El corazón sabe

Es verdad que un tiempo fui feliz. Era un periodo de cierta abundancia económica y comodidades hogareñas que se tradujeron en una larga lista de hábitos sedentarios y caprichos alimenticios. Estos últimos acentuaban especialmente la tranquilidad de mis tardes frente a la computadora, ya fueran horas de trabajo, ya fueran momentos destinados a ver series y películas. Recuerdo con claridad las alitas al parmesano con aderezo de queso azul que pedía una vez a la semana o cada quince días a un pequeño restaurante llamado Grill Concept. No era un platillo caro, pero no todos los placeres tienen que serlo: de buen tamaño, bien cocinadas, con la sazón perfecta y rebozadas en una porción generosa de parmesano, aquellas alitas combinadas con el aderezo de queso azul representaban la eficacia en sí, la culminación de una idea simple pero efectiva y reconfortante.

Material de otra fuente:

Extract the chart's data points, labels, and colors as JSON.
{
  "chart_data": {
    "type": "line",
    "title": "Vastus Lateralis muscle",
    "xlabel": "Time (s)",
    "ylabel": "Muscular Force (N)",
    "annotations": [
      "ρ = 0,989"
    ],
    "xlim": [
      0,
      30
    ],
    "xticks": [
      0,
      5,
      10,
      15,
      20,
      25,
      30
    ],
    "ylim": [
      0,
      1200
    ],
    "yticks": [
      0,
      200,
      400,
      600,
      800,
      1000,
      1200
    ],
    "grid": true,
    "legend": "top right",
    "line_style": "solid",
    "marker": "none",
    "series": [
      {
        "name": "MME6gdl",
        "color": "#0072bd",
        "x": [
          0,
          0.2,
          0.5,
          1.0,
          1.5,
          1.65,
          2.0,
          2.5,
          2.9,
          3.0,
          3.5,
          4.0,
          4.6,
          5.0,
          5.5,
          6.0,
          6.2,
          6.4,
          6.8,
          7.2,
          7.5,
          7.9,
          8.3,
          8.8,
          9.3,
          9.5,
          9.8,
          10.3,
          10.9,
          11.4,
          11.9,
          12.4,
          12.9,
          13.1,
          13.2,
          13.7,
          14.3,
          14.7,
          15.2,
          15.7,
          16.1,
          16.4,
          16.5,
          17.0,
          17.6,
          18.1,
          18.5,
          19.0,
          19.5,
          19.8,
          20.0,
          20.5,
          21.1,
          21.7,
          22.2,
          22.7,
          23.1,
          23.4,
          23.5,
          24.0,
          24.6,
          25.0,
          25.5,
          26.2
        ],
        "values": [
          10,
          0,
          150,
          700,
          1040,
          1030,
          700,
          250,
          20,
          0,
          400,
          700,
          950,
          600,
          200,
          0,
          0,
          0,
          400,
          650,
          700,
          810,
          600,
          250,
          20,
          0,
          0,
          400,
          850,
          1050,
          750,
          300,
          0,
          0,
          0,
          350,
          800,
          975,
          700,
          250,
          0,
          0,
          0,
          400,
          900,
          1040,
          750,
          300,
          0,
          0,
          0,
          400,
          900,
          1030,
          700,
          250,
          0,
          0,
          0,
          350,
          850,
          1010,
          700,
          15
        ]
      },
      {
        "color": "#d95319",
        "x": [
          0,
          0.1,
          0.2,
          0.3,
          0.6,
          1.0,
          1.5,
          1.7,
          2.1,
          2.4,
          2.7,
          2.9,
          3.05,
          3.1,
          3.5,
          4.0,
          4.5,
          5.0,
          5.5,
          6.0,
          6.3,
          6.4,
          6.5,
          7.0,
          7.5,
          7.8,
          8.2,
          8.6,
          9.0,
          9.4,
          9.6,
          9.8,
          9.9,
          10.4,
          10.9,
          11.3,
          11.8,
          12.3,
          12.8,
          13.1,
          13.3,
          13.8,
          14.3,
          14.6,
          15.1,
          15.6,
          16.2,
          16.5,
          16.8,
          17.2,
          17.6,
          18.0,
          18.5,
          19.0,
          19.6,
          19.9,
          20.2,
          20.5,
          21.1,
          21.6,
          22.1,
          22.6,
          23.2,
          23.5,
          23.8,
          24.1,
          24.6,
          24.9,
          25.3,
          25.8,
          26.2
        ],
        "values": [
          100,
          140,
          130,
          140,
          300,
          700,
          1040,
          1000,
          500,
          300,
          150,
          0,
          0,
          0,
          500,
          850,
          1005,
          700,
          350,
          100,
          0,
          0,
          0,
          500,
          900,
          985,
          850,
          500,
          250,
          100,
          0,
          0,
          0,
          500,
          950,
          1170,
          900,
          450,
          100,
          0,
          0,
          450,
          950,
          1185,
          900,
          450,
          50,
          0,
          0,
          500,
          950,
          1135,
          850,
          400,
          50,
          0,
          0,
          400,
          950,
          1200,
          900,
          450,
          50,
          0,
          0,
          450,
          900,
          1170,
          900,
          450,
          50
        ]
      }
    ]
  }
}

Un día, sin embargo, dejaron de constestar las llamadas. Algo en mi pecho lo sabía de antemano, pero yo, tonto esperanzado, optimista irracional, asumí que este silencio se debía a que cada vez más se privilegian los pedidos hecho por internet o mediante aplicaciones por encima de los hechos vía telefónica. Así pues, intenté comunicarme con el restaurante a través de su página y de un par de aplicaciones, pero tampoco hubo respuesta. Bien sé que buscar un sustituto ideal de inmediato ante una posible pérdida es una respuesta tan injusta como natural, pero no me importó. Comí en otros restaurantes de la zona y, como debí haber imaginado, en pocos de ellos ofrecían un platillo parecido  y en ninguno de los casos resultaba tan satisfactorio. Quizá esperaba demasiado, así que lo dejé por la paz, por mi paz. Meses después, la página web también desapareció sin aviso. Estaba inquieto. Nunca había tenido interés por buscar el establecimiento en sí, pero ahora era diferente: se trataba de la última oportunidad de dar de nuevo con esa grasosa porción de calma.

Al llegar a la dirección que anunciaban antes de desaparecer, lo noté enseguida: el lugar llevaba cerrado bastante tiempo. El nombre en letras rojas pintado sobre el toldo se había deslavado por las lluvias, las cortinas blancas de metal se mantenían cerradas con candado, nadie sabía si volverían a abrir. Volví a casa con una pesadez inmensa sobre mi espíritu, tratando de aceptar el hecho: jamás volvería a comerlas. Hay ocasiones en que el mundo, con toda su indiferencia, nos orilla a la resignación. Aquella tarde, lo recuerdo bien, contemplé cómo se ocultaba el sol detrás de un horizonte manchado de tonos rojizos, como las letras del toldo, mientras pensaba: «No somos nada. Todo termina».